Wiener Taschenoper (Vienna pocket opera) is an Austrian opera company based in Vienna. Insight Guides cite them and the Neue Oper Wien as "two of the independent groups which perform exclusively 20th and 21st-century opera".

== Productions ==

Choreographer Saskia Hölbling staged in 2002 Combattimento di Tancredi e Clorinda by Claudio Monteverdi combined with A-Ronne by Luciano Berio. In 2004 she developed a choreography with four dancers for Labyrinth in collaboration with the composer Wolfgang Mitterer and the video artist Alexej Paryla, It was performed at the Semper Depot of Vienna by DANS.KIAS, with Katia Plaschka, soprano.

In 2008, the second act of Karlheinz Stockhausen's Donnerstag aus Licht, titled Michaels Reise um die Erde (Michael's Journey Around the Earth) was staged, in collaboration with the Wiener Festwochen, by Carlus Padrissa of La Fura dels Baus, with stage direction by Roland Olbeter. It was performed by Marco Blaauw (trumpet), Nicola Jürgensen (basset horn), and musikFabrik, directed by Peter Rundel. The production was also shown in Cologne, Venice, Warsaw, Dresden and Paris.

In 2009, Hölbling produced three works by Berio: Naturale, Visage and Sequenza V.

=== Operas for children ===

Since 2006 the Wiener Taschenoper has produced contemporary operas for children.
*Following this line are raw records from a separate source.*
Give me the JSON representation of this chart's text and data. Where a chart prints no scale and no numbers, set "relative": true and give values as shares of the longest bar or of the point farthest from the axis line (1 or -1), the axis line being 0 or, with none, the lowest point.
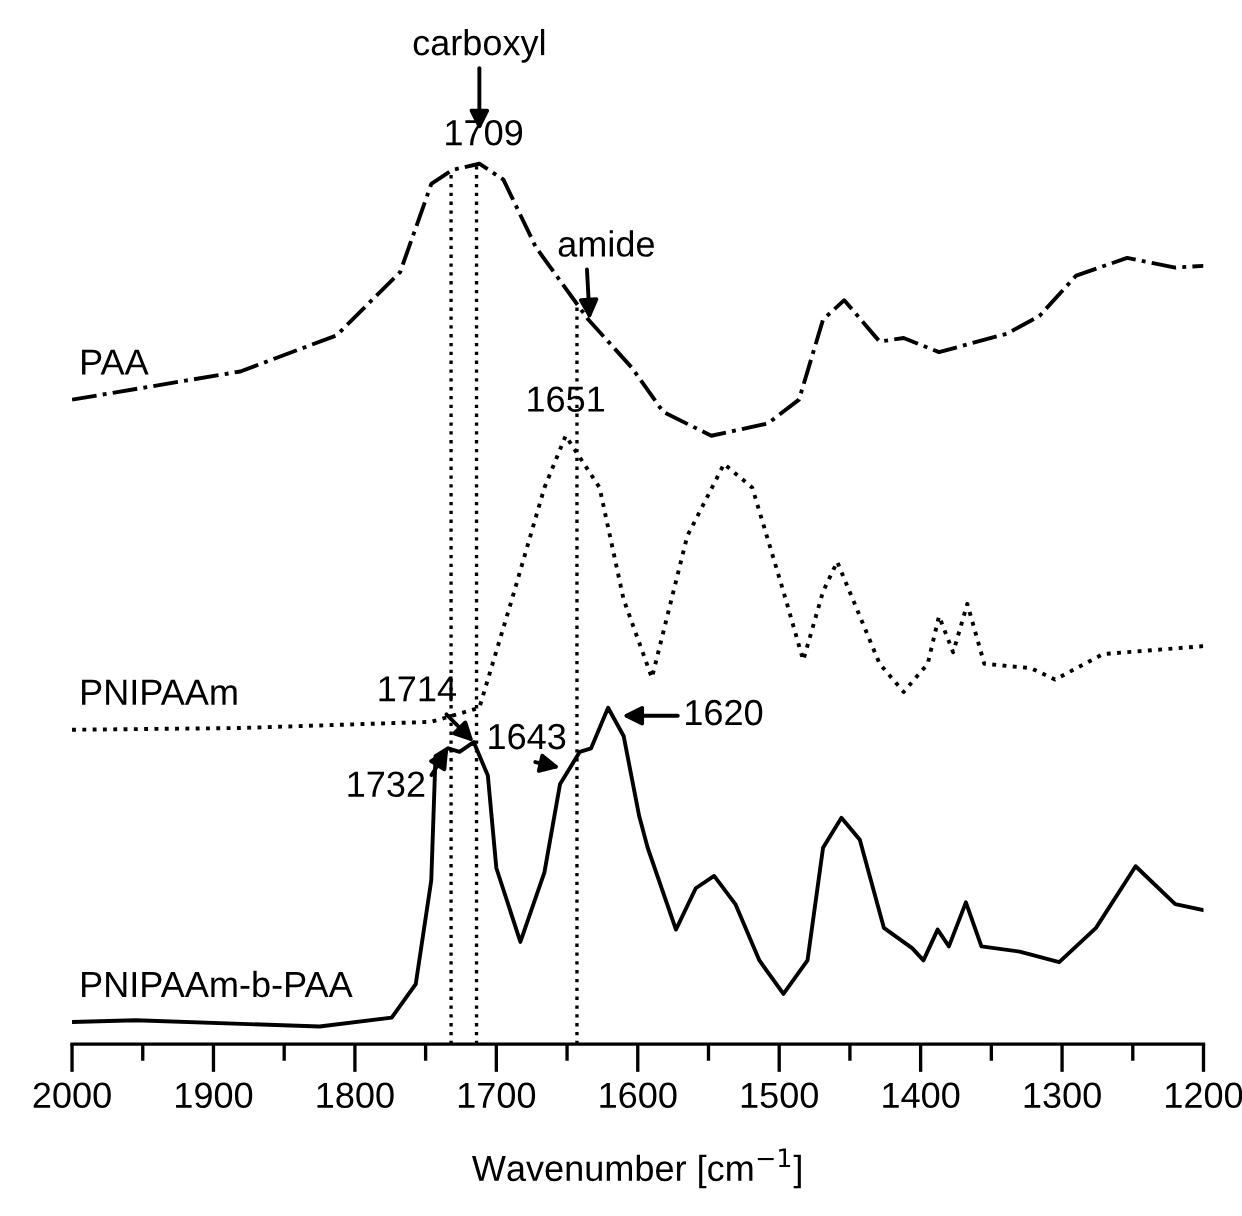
{
  "chart_data": {
    "type": "line",
    "relative": true,
    "xlabel": "Wavenumber [cm$^{−1}$]",
    "xlim": [
      2000,
      1200
    ],
    "xticks": [
      2000,
      1900,
      1800,
      1700,
      1600,
      1500,
      1400,
      1300,
      1200
    ],
    "grid": false,
    "legend": false,
    "marker": "none",
    "tick_labels": "x",
    "series": [
      {
        "name": "PAA",
        "color": "#000000",
        "line_style": "dashdot",
        "x": [
          2000,
          1881,
          1813,
          1768,
          1746,
          1731,
          1712,
          1695,
          1672,
          1635,
          1604,
          1582,
          1548,
          1508,
          1486,
          1469,
          1454,
          1429,
          1412,
          1387,
          1339,
          1316,
          1290,
          1254,
          1220,
          1200
        ],
        "values": [
          0.732,
          0.764,
          0.805,
          0.877,
          0.977,
          0.993,
          1.0,
          0.982,
          0.905,
          0.823,
          0.768,
          0.718,
          0.691,
          0.705,
          0.732,
          0.823,
          0.845,
          0.798,
          0.802,
          0.786,
          0.807,
          0.827,
          0.873,
          0.893,
          0.882,
          0.884
        ]
      },
      {
        "name": "PNIPAAm",
        "color": "#000000",
        "line_style": "dotted",
        "x": [
          2000,
          1881,
          1746,
          1712,
          1689,
          1666,
          1651,
          1627,
          1610,
          1590,
          1565,
          1539,
          1519,
          1497,
          1483,
          1469,
          1459,
          1443,
          1429,
          1412,
          1395,
          1387,
          1377,
          1367,
          1355,
          1322,
          1305,
          1271,
          1200
        ],
        "values": [
          0.357,
          0.359,
          0.366,
          0.382,
          0.505,
          0.632,
          0.691,
          0.632,
          0.505,
          0.416,
          0.577,
          0.659,
          0.632,
          0.514,
          0.436,
          0.514,
          0.548,
          0.486,
          0.432,
          0.4,
          0.432,
          0.486,
          0.445,
          0.5,
          0.432,
          0.427,
          0.414,
          0.443,
          0.452
        ]
      },
      {
        "name": "PNIPAAm-b-PAA",
        "color": "#000000",
        "line_style": "solid",
        "x": [
          2000,
          1955,
          1825,
          1774,
          1757,
          1746,
          1743,
          1734,
          1726,
          1716,
          1706,
          1700,
          1683,
          1666,
          1655,
          1641,
          1633,
          1621,
          1610,
          1599,
          1593,
          1573,
          1559,
          1546,
          1531,
          1514,
          1497,
          1480,
          1469,
          1456,
          1443,
          1426,
          1406,
          1398,
          1388,
          1380,
          1368,
          1357,
          1330,
          1302,
          1276,
          1248,
          1220,
          1200
        ],
        "values": [
          0.025,
          0.027,
          0.02,
          0.03,
          0.068,
          0.186,
          0.327,
          0.336,
          0.332,
          0.343,
          0.305,
          0.2,
          0.116,
          0.195,
          0.295,
          0.332,
          0.336,
          0.382,
          0.35,
          0.259,
          0.223,
          0.13,
          0.177,
          0.191,
          0.159,
          0.095,
          0.057,
          0.095,
          0.223,
          0.257,
          0.232,
          0.132,
          0.109,
          0.095,
          0.13,
          0.111,
          0.161,
          0.111,
          0.105,
          0.093,
          0.132,
          0.202,
          0.159,
          0.152
        ]
      }
    ],
    "ref_lines": [
      {
        "axis": "x",
        "value": 1732,
        "line_style": "dotted"
      },
      {
        "axis": "x",
        "value": 1714,
        "line_style": "dotted"
      },
      {
        "axis": "x",
        "value": 1643,
        "line_style": "dotted"
      }
    ],
    "annotations": [
      "carboxyl",
      {
        "text": "1709",
        "x": 1709,
        "y": 1.0
      },
      {
        "text": "amide",
        "x": 1634,
        "y": 0.823
      },
      {
        "text": "1651",
        "x": 1651,
        "y": 0.691
      },
      {
        "text": "1714",
        "x": 1716,
        "y": 0.343
      },
      {
        "text": "1732",
        "x": 1734,
        "y": 0.336
      },
      {
        "text": "1643",
        "x": 1655,
        "y": 0.314
      },
      {
        "text": "1620",
        "x": 1611,
        "y": 0.373
      }
    ]
  }
}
A series of operas based on fairy tales of the Brothers Grimm have included Wolfgang Mitterer's Das Tapfere Schneiderlein, Ali N. Askin's Eisenhans, and in 2010 Die Gänsemagd by Iris ter Schiphorst.

In 2008 John Cage's A House Full of Music was staged, accompanied by detailed background information and material for teachers. Walther Soyka's Das kleine Gespenst after Otfried Preußler's book was performed in 2010 in collaboration with the Graz Opera.